The context or environment we find ourselves in the most will affect us in so many direct and indirect ways and the problem is that most of this influence is being affected at the unconscious level. The students who were selected for the Stanford prison experiment did not go in there and think to themselves ‘I am a prison guard so I am going to be nasty to the inmates’ they took on a role the environment supplied them and triggered a complicated set of behaviors that ordinarily would defy logical analysis.
What do we take from this on a practical level? We need to become more conscious of the effect that our most habitual environments and the people within those environments are having upon us.
It is no coincidence when a golf professional creates a successful junior environment that a lot of the kids can get very good very quickly. The successful environment seems to self replicate. So in turn can the environment of being with energetic and enthusiastic kids motivate the coach to keep improving themselves.
It may well be a case of making some tough decisions to increase the likelihood of your success in the future. Take a really honest look at your habitual environments. We cease to notice these effects because they become so automated and unconscious. Take some pictures of the first thing someone would see as they walk into your teaching bay or shop. Look at it through the lens of ‘what is this environment saying to others?’ Does it suggest the likelihood of success and improvement?
On a personal level one very simple step is to look closely at what I call your ‘waking environment’. What are the triggers meeting you when you open your eyes and begin a new day? Are you putting in place aspects of your life to get you started in the right way?
I know from my own personal experience if I want to go to the gym in the morning it is essential that I create the right waking environment before I go to bed. The gym bag needs to be downstairs, towel, toiletries, post shake drink, the whole works needs to be ready. I then make sure I have written down the workout for the next day and the notebook is sat right next to the car keys I am going to need to start the car. Up in the bathroom all of the clothes I need for the next day are laid out and ready to be put on.

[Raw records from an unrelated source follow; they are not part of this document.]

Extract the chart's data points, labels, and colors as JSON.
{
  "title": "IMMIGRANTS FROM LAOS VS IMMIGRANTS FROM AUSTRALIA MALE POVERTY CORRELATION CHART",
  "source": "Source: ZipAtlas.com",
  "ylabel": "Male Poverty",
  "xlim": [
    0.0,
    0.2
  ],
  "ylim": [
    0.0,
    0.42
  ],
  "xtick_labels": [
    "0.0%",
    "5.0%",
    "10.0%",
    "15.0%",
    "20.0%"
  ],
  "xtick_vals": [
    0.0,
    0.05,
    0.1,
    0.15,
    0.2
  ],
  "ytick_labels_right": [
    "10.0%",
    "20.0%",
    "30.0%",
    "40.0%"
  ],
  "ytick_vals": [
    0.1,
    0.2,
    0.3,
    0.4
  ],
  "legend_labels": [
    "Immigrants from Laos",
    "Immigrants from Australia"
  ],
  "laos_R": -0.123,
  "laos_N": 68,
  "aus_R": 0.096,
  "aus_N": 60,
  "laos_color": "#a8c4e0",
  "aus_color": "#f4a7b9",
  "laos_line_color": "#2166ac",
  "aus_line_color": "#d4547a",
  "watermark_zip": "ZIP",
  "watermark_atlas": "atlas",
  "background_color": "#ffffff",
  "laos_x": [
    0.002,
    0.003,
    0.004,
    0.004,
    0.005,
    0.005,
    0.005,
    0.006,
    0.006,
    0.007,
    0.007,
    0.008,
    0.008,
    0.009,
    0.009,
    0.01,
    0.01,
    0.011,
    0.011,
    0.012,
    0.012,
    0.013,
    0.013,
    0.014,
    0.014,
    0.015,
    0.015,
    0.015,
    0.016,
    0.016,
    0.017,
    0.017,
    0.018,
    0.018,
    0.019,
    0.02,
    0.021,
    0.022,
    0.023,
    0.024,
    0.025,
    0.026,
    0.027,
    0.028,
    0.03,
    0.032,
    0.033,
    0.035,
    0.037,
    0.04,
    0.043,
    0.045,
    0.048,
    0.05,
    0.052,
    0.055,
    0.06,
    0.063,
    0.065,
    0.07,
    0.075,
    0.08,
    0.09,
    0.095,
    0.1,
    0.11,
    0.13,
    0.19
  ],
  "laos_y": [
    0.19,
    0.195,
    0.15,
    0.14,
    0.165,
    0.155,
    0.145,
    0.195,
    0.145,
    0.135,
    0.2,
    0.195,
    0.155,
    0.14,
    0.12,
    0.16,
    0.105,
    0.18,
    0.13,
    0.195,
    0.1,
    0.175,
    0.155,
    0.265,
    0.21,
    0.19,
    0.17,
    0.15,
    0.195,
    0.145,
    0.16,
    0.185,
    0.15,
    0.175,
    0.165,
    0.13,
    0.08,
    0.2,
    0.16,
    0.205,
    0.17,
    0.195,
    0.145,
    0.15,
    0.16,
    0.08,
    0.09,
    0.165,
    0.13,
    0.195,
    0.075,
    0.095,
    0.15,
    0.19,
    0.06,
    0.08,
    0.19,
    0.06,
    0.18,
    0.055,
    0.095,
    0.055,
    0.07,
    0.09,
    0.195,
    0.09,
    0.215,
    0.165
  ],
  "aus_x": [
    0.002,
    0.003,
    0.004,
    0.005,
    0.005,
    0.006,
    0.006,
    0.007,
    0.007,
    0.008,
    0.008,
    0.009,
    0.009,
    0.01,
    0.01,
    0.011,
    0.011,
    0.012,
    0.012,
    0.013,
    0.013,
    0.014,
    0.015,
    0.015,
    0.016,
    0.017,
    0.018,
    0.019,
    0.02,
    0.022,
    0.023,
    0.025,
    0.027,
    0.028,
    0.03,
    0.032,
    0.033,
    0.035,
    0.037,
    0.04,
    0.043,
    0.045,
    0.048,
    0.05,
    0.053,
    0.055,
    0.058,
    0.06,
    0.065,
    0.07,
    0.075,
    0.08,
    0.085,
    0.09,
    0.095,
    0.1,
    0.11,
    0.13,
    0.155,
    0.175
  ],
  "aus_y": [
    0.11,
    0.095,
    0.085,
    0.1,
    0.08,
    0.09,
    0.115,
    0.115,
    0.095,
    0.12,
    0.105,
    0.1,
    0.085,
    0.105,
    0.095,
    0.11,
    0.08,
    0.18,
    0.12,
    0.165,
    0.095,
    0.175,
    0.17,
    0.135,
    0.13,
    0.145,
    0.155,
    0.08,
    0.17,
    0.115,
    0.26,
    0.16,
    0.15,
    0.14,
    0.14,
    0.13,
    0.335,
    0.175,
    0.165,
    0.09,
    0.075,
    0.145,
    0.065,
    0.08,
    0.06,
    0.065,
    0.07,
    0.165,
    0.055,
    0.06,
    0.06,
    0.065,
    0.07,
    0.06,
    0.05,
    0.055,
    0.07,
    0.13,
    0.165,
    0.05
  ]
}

So when I hear the alarm and get out of bed my environment provides a series of specific triggers designed to get me off to the gym. Without all of that it would be so easy for the environment to trigger some other activity. What you see when you shave, what is written on the fridge, what is in the fridge, the paper you read or don’t read, the radio you listen to are all triggers that affect your behavior.
Design your environment consciously and look to add triggers you want as opposed to being a passive actor in a play you are not too keen on performing. Zimbardo created a ‘pretend’ prison which in the end became all too real and a testimony to the power of your environment.